Craig Difeo & a. v. Federal National Mortgage Association
Opinion text
THE STATE OF NEW HAMPSHIRE
SUPREME COURT
In Case No. 2015-0151, Craig Difeo & a. v. Federal National
Mortgage Association, the court on October 26, 2015, issued the
following order:
Having considered the briefs and record submitted on appeal, we
conclude that oral argument is unnecessary in this case. See Sup. Ct. R. 18(1).
We affirm.
The plaintiffs, Craig Difeo and Lorrie Difeo, appeal an order of the
Superior Court (Anderson, J.) following a bench trial, ruling in favor of the
defendant, Federal National Mortgage Association, on their request to set aside
a foreclosure of their property conducted pursuant to a power of sale. See RSA
479:25 (2013). They argue that they were entitled to have the foreclosure deed
set aside because, they claim, the foreclosure sale was not “public” and, thus,
that it necessarily violated RSA 479:25 and the defendant’s obligations under
Murphy v. Financial Development Corp., 126 N.H. 536 (1985). We assume,
without deciding, that all aspects of this argument are preserved.
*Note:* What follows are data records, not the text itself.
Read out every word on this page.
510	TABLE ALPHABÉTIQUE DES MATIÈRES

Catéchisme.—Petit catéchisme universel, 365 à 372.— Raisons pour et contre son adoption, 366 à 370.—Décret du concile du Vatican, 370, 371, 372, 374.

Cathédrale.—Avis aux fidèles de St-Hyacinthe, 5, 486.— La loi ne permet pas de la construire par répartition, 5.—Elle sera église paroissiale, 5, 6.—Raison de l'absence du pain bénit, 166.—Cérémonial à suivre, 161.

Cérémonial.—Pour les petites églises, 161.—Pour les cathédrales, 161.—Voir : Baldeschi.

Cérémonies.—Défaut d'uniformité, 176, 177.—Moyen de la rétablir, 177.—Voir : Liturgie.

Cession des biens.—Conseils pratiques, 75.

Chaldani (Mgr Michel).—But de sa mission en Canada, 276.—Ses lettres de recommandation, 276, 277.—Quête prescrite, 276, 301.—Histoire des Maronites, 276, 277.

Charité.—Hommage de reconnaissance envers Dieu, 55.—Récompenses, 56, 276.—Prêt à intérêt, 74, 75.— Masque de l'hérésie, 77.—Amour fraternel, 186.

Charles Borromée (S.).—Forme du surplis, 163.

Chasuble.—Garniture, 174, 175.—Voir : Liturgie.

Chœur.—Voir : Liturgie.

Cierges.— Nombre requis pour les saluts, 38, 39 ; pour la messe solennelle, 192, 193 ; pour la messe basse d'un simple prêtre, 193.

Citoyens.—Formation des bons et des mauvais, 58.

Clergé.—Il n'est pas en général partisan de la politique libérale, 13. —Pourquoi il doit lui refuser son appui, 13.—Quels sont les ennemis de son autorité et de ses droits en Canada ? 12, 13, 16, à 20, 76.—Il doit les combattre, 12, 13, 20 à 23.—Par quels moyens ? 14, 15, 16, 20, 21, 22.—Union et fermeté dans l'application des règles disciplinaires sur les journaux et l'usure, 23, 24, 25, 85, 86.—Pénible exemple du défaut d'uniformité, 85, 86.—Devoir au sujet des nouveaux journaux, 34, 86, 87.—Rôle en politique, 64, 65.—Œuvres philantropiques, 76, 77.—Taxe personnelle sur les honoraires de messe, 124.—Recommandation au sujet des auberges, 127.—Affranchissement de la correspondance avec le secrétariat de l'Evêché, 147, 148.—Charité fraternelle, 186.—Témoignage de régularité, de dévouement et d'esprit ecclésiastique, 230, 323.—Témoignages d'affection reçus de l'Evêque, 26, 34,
The trial court found, and the plaintiffs do not contest, that there was no
evidence establishing that the defendant failed to publish or properly serve
foreclosure notices in compliance with RSA 479:25. The trial court found that
the auctioneer arrived at the subject property a few minutes before the
scheduled start time of the foreclosure sale, told Lorrie Difeo and her friend,
neither of whom were going to bid, what the process would be and the price
that the defendant was seeking, and waited five-to-ten minutes after the start
time for bidders to arrive. The auctioneer did not disclose that the defendant
had authorized him to bid on the property at a range of between $250,050 and
$315,264. When no bidders arrived, the auctioneer told Ms. Difeo and her
friend that he was leaving because no one had shown up. At no point did the
auctioneer officially announce the start of the sale, read any kind of
“foreclosure script,” state that he was submitting a bid on behalf of the
defendant, or announce that the defendant had acquired the property.
Subsequently, the defendant recorded a foreclosure deed and affidavit stating
that it had acquired the property at the foreclosure sale for $250,050.
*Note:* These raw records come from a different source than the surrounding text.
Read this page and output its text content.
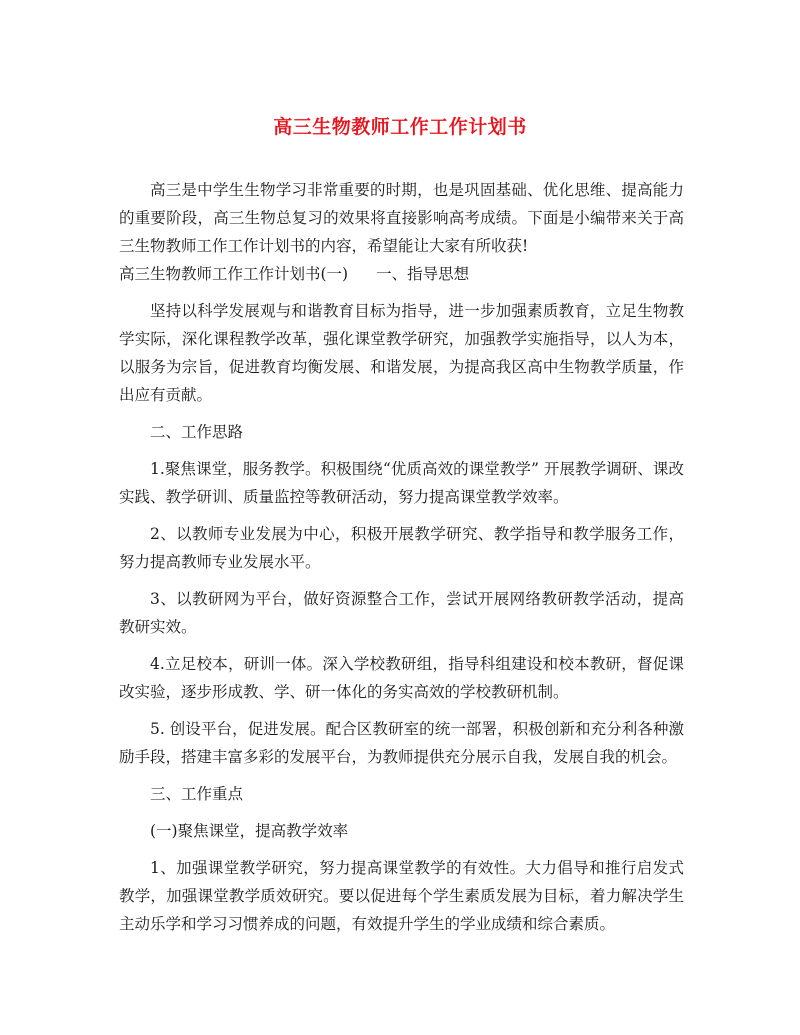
高三生物教师工作工作计划书

高三是中学生生物学习非常重要的时期，也是巩固基础、优化思维、提高能力的重要阶段，高三生物总复习的效果将直接影响高考成绩。下面是小编带来关于高三生物教师工作工作计划书的内容，希望能让大家有所收获!

高三生物教师工作工作计划书(一) 一、指导思想

坚持以科学发展观与和谐教育目标为指导，进一步加强素质教育，立足生物教学实际，深化课程教学改革，强化课堂教学研究，加强教学实施指导，以人为本，以服务为宗旨，促进教育均衡发展、和谐发展，为提高我区高中生物教学质量，作出应有贡献。

二、工作思路

1.聚焦课堂，服务教学。积极围绕“优质高效的课堂教学” 开展教学调研、课改实践、教学研训、质量监控等教研活动，努力提高课堂教学效率。

2、以教师专业发展为中心，积极开展教学研究、教学指导和教学服务工作，努力提高教师专业发展水平。

3、以教研网为平台，做好资源整合工作，尝试开展网络教研教学活动，提高教研实效。

4.立足校本，研训一体。深入学校教研组，指导科组建设和校本教研，督促课改实验，逐步形成教、学、研一体化的务实高效的学校教研机制。

5. 创设平台，促进发展。配合区教研室的统一部署，积极创新和充分利各种激励手段，搭建丰富多彩的发展平台，为教师提供充分展示自我，发展自我的机会。

三、工作重点

(一)聚焦课堂，提高教学效率

1、加强课堂教学研究，努力提高课堂教学的有效性。大力倡导和推行启发式教学，加强课堂教学质效研究。要以促进每个学生素质发展为目标，着力解决学生主动乐学和学习习惯养成的问题，有效提升学生的学业成绩和综合素质。
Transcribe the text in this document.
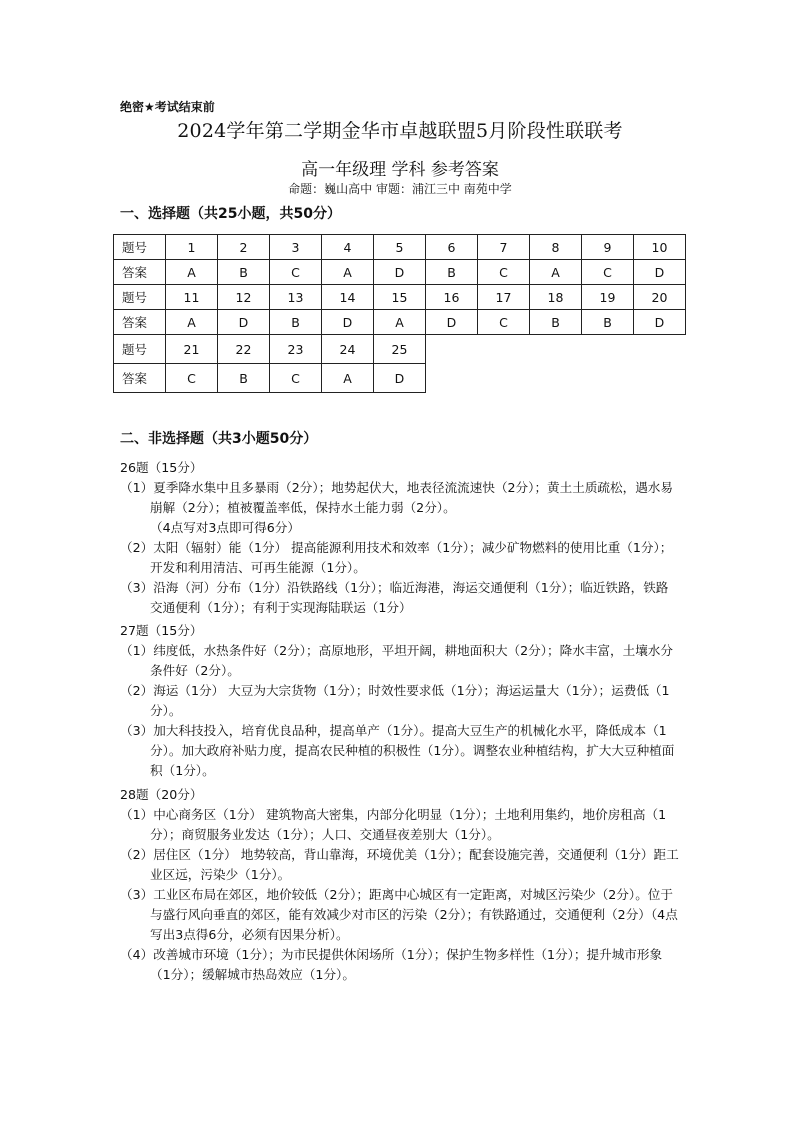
绝密★考试结束前
2024学年第二学期金华市卓越联盟5月阶段性联联考
高一年级理 学科 参考答案
命题：巍山高中 审题：浦江三中 南苑中学
一、选择题（共25小题，共50分）
题号	1	2	3	4	5	6	7	8	9	10
答案	A	B	C	A	D	B	C	A	C	D
题号	11	12	13	14	15	16	17	18	19	20
答案	A	D	B	D	A	D	C	B	B	D
题号	21	22	23	24	25					
答案	C	B	C	A	D					
二、非选择题（共3小题50分）
26题（15分）
（1）夏季降水集中且多暴雨（2分）；地势起伏大，地表径流流速快（2分）；黄土土质疏松，遇水易崩解（2分）；植被覆盖率低，保持水土能力弱（2分）。
（4点写对3点即可得6分）
（2）太阳（辐射）能（1分） 提高能源利用技术和效率（1分）；减少矿物燃料的使用比重（1分）；开发和利用清洁、可再生能源（1分）。
（3）沿海（河）分布（1分）沿铁路线（1分）；临近海港，海运交通便利（1分）；临近铁路，铁路交通便利（1分）；有利于实现海陆联运（1分）
27题（15分）
（1）纬度低，水热条件好（2分）；高原地形，平坦开阔，耕地面积大（2分）；降水丰富，土壤水分条件好（2分）。
（2）海运（1分） 大豆为大宗货物（1分）；时效性要求低（1分）；海运运量大（1分）；运费低（1分）。
（3）加大科技投入，培育优良品种，提高单产（1分）。提高大豆生产的机械化水平，降低成本（1分）。加大政府补贴力度，提高农民种植的积极性（1分）。调整农业种植结构，扩大大豆种植面积（1分）。
28题（20分）
（1）中心商务区（1分） 建筑物高大密集，内部分化明显（1分）；土地利用集约，地价房租高（1分）；商贸服务业发达（1分）；人口、交通昼夜差别大（1分）。
（2）居住区（1分） 地势较高，背山靠海，环境优美（1分）；配套设施完善，交通便利（1分）距工业区远，污染少（1分）。
（3）工业区布局在郊区，地价较低（2分）；距离中心城区有一定距离，对城区污染少（2分）。位于与盛行风向垂直的郊区，能有效减少对市区的污染（2分）；有铁路通过，交通便利（2分）（4点写出3点得6分，必须有因果分析）。
（4）改善城市环境（1分）；为市民提供休闲场所（1分）；保护生物多样性（1分）；提升城市形象（1分）；缓解城市热岛效应（1分）。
In rejecting the plaintiffs’ argument that no sale complying with RSA
479:25 had occurred, the trial court reasoned, correctly, that nothing in the
statute prescribes the specific manner or procedure by which a foreclosure sale
must be conducted. The trial court found, based upon the auctioneer’s
testimony, that the defendant had authorized him to bid $250,050 on its
behalf, and that the defendant did, in fact, sell the property upon the premises
in accordance with RSA 479:25. Although the trial court agreed with the
plaintiffs “that the process by which this sale transpired was entirely opaque,”
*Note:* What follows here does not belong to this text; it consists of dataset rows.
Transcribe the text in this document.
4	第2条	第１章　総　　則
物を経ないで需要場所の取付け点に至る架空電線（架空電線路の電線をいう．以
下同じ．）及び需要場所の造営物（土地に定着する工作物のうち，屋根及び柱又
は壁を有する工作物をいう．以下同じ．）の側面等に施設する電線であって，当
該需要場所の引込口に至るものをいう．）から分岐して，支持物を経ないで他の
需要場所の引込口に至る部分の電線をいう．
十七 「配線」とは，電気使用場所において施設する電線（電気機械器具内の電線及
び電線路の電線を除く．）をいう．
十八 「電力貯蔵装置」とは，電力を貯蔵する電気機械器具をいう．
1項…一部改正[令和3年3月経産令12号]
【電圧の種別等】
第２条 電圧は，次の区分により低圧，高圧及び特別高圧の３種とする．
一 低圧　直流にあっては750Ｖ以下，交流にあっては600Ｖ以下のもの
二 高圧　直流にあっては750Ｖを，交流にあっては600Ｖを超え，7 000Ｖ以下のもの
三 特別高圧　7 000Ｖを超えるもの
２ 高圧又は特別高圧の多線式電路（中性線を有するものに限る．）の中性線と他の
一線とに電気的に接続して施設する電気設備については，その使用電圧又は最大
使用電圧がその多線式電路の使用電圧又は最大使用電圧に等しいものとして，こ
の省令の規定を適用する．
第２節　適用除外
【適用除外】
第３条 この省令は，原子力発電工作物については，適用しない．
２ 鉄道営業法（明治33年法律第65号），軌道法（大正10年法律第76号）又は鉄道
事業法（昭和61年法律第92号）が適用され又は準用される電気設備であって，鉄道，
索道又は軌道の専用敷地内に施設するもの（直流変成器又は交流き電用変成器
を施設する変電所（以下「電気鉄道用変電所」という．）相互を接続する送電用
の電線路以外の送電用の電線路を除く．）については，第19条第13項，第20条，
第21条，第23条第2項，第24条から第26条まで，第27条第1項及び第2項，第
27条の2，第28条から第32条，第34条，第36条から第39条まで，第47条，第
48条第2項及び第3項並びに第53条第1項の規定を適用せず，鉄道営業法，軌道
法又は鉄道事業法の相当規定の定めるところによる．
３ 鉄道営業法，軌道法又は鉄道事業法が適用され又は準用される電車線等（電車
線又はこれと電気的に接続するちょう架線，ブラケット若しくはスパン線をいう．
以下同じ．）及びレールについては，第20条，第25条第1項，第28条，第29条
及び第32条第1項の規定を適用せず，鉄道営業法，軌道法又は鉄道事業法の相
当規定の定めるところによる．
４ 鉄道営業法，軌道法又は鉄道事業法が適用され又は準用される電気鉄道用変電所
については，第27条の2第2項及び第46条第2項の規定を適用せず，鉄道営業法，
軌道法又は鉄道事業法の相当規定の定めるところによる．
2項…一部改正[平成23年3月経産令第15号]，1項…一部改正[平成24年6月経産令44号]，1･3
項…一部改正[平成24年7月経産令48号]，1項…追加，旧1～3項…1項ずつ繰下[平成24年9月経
and that the filing of the foreclosure deed “after what appeared to be a failed
foreclosure sale could rightfully upset” them, it observed that there was no
evidence that the sale was commercially unreasonable, see Murphy, 126 N.H.
at 541, and that the plaintiffs had not established how the manner in which
the auctioneer had conducted the sale had prejudiced their rights.
As the appealing parties, the plaintiffs have the burden of demonstrating
reversible error. Gallo v. Traina, 166 N.H. 737, 740 (2014). Based upon our
review of the trial court’s well-reasoned order, the plaintiffs’ challenges to it, the
relevant law, and the record submitted on appeal, we conclude that the
plaintiffs have not demonstrated reversible error. See id.
In light of this order, the defendant’s request that we strike the plaintiffs’
brief and dismiss their appeal for failing to comply with Rule 16 is moot.
Affirmed.
Dalianis, C.J., and Hicks, Conboy, Lynn, and Bassett, JJ., concurred.